Le body positivisme avant l’heure
Dès ses premières créations, Jean Paul Gaultier a cherché à déconstruire les normes genrées – notamment par l’élaboration d’un vestiaire masculin teinté de références queers : c’est à lui qu’on attribue l’invention de la jupe pour homme, et lui encore qui introduit des sous-vêtements moulants, des décolletés plongeants ou des coupes laissant deviner les fesses.
Les corps pluriels sont toujours célébrés dans ses défilés qui ont ouvert la voie au body positivisme que l’on connaît aujourd’hui. Car si l’on constate plus de diversité sur les catwalks ou dans les publicités d’aujourd’hui, ce n’était pas forcément le cas dans les années 1980 et 1990. Gaultier faisait alors figure de précurseur avec des castings composés de personnes habituellement exclues – grosses, queers, racisées, âgées, enceintes – aux côtés des plus célèbres mannequins. Au cours de sa carrière, il a fait défiler des stars type Naomi Campbell comme des anonymes, des vedettes de la télé-réalité telles que Loana et Nabilla, des actrices et chanteuses, de Valérie Lemercier à Beth Ditto, et même des Miss France, dont le concours est snobé par la mode. En piochant ses muses dans la culture populaire, il questionne la hiérarchie entre bon et mauvais goût.
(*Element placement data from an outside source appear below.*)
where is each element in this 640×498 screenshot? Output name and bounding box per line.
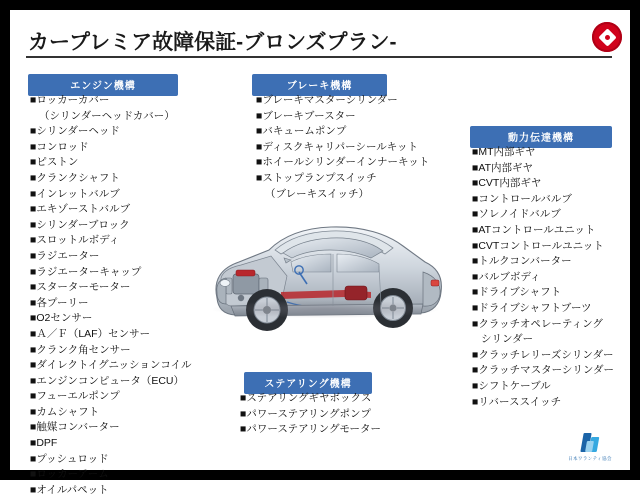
- red-circle-logo-icon: [592, 22, 622, 52]
- list-item: ■スターターモーター: [30, 281, 131, 294]
- list-item: ■ラジエーターキャップ: [30, 265, 142, 278]
- frame-border-top: [0, 0, 640, 10]
- list-item: ■ソレノイドバルブ: [472, 208, 561, 221]
- list-item: ■コントロールバルブ: [472, 192, 572, 205]
- section-heading-brake: ブレーキ機構: [252, 74, 387, 96]
- list-item: ■バルブボディ: [472, 270, 541, 283]
- rocker-cover: [236, 270, 255, 276]
- list-item: ■ストップランプスイッチ: [256, 171, 377, 184]
- list-item: ■ブレーキマスターシリンダー: [256, 94, 398, 106]
- list-item: ■MT内部ギヤ: [472, 146, 536, 158]
- list-item: ■シリンダーヘッド: [30, 125, 120, 138]
- frame-border-right: [630, 0, 640, 480]
- list-item: ■エキゾーストバルブ: [30, 203, 131, 216]
- list-item: ■パワーステアリングポンプ: [240, 407, 371, 420]
- list-item: ■クラッチマスターシリンダー: [472, 364, 615, 377]
- list-item: ■インレットバルブ: [30, 187, 120, 200]
- title-divider: [26, 56, 612, 58]
- list-item: （シリンダーヘッドカバー）: [39, 109, 175, 122]
- list-item: ■ロッカーアーム: [30, 468, 109, 481]
- list-item: ■プッシュロッド: [30, 452, 109, 465]
- list-item: ■クラッチレリーズシリンダー: [472, 348, 614, 361]
- list-item: ■クラッチオペレーティング: [472, 317, 603, 330]
- differential-unit: [345, 286, 367, 300]
- list-item: ■各プーリー: [30, 296, 89, 309]
- list-item: ■スロットルボディ: [30, 234, 120, 247]
- car-shadow: [213, 300, 439, 318]
- list-item: ■ラジエーター: [30, 249, 100, 262]
- list-item: ■触媒コンバーター: [30, 421, 120, 434]
- list-item: ■CVT内部ギヤ: [472, 177, 542, 190]
- list-item: ■オイルパペット: [30, 483, 109, 496]
- list-item: ■ドライブシャフトブーツ: [472, 301, 592, 314]
- list-item: ■ATコントロールユニット: [472, 223, 596, 236]
- list-item: ■ピストン: [30, 156, 79, 169]
- list-item: ■パワーステアリングモーター: [240, 423, 382, 436]
- list-item: ■ディスクキャリパーシールキット: [256, 140, 419, 153]
- list-item: シリンダー: [481, 333, 534, 346]
- section-list-steering: [240, 391, 381, 438]
- list-item: ■バキュームポンプ: [256, 125, 347, 138]
- association-mark: [579, 432, 601, 454]
- list-item: ■フューエルポンプ: [30, 390, 120, 403]
- list-item: ■クランク角センサー: [30, 343, 131, 356]
- section-list-engine: [30, 93, 192, 498]
- list-item: ■シリンダーブロック: [30, 218, 130, 231]
- list-item: （ブレーキスイッチ）: [265, 187, 369, 200]
- list-item: ■ステアリングギヤボックス: [240, 392, 372, 404]
- list-item: ■シフトケーブル: [472, 379, 551, 392]
- section-heading-steering: ステアリング機構: [244, 372, 372, 394]
- association-caption: 日本ワランティ協会: [568, 456, 612, 461]
- list-item: ■ダイレクトイグニッションコイル: [30, 359, 192, 372]
- japan-warranty-association-logo-icon: [560, 432, 620, 462]
- list-item: ■CVTコントロールユニット: [472, 239, 604, 252]
- list-item: ■エンジンコンピュータ（ECU）: [30, 374, 184, 387]
- list-item: ■O2センサー: [30, 312, 93, 325]
- page-title: カープレミア故障保証-ブロンズプラン-: [28, 31, 397, 54]
- headlight: [220, 280, 230, 287]
- section-heading-drivetrain: 動力伝達機構: [470, 126, 612, 148]
- list-item: ■カムシャフト: [30, 405, 100, 418]
- frame-border-left: [0, 0, 10, 480]
- list-item: ■DPF: [30, 437, 58, 450]
- list-item: ■ブレーキブースター: [256, 109, 356, 122]
- section-heading-engine: エンジン機構: [28, 74, 178, 96]
- list-item: ■コンロッド: [30, 140, 89, 153]
- car-svg: [195, 180, 455, 365]
- cutaway-sedan-illustration: [195, 180, 455, 365]
- list-item: ■ロッカーカバー: [30, 94, 110, 106]
- list-item: ■ホイールシリンダーインナーキット: [256, 156, 430, 169]
- engine-block: [233, 274, 259, 294]
- list-item: ■クランクシャフト: [30, 171, 120, 184]
- list-item: ■AT内部ギヤ: [472, 161, 533, 174]
- list-item: ■トルクコンバーター: [472, 255, 572, 268]
- list-item: ■リバーススイッチ: [472, 395, 562, 408]
- list-item: ■Ａ／Ｆ（LAF）センサー: [30, 327, 151, 340]
- tail-light: [431, 280, 439, 286]
- section-list-drivetrain: [472, 145, 614, 410]
- list-item: ■ドライブシャフト: [472, 286, 562, 299]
À travers ses égéries, son infatigable bonne humeur et ses shows ludiques, il transmet une démarche éminemment politique, qui dénonce également le racisme, le classisme, la grossophobie et l’âgisme omniprésents dans l’industrie.
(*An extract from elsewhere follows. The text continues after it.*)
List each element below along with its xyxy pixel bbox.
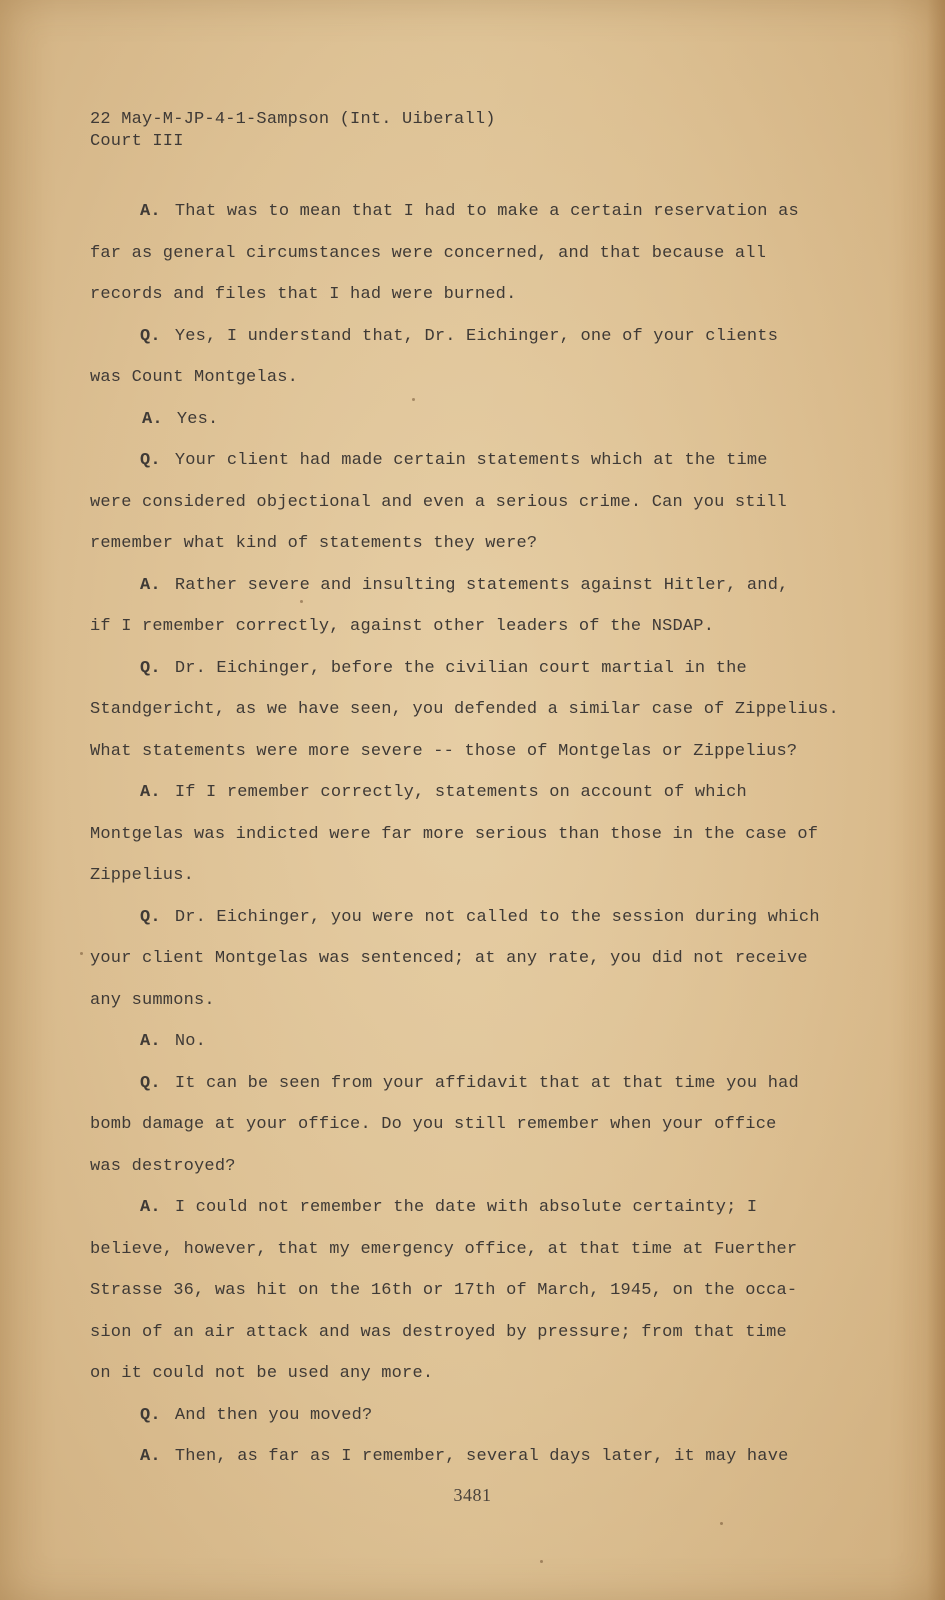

En 1984, le défilé automne-hiver Barbès est une ode à la diversité populaire à l’heure où les codes de la mode se limitent à une bourgeoisie bien-pensante. En 1997, son défilé La Culture noire et sa force est une critique grinçante de l’hypocrisie de l’industrie avec un casting composé de 40 mannequins, dont une seule Blanche, Kristen McMenamy. Cette même année, sa collection masculine met en scène des punks arborant les slogans “Fight Racism” et “Peace” sur des t-shirts.
Sa mode, parfois ouvertement sexuée, encourage également la libération sexuelle des femmes avec le retour du corset, qui habillera Madonna lors de son Blond Ambition Tour. L’objet décrié, qui semble de prime abord oppressif, est détourné de sa fonction symbolique à l’aide des fameux seins coniques en formes d’obus. “Une douzaine d’années auparavant, en pleine époque MLF (Mouvement de libération des femmes), les féministes avaient brûlé leurs soutiens-gorge et leurs gaines. Les femmes ne portaient plus depuis longtemps cette lingerie surannée. Mais à mes débuts comme créateur, les jeunes femmes avaient commencé à réaffirmer leur féminité. Elles réinventaient la femme objet, qui devenait suffisamment forte et affranchie pour jouer avec les codes”, expliquait le créateur au sujet de ce retournement du stigmate, qui évoque aujourd’hui le mouvement féministe pro-sexe.
Ce sont toutes ces références – aujourd’hui brûlantes – qui font de Jean Paul Gaultier un personnage hors du commun, conscientisé woke des décennies avant notre époque, et fédérateur pour différentes générations.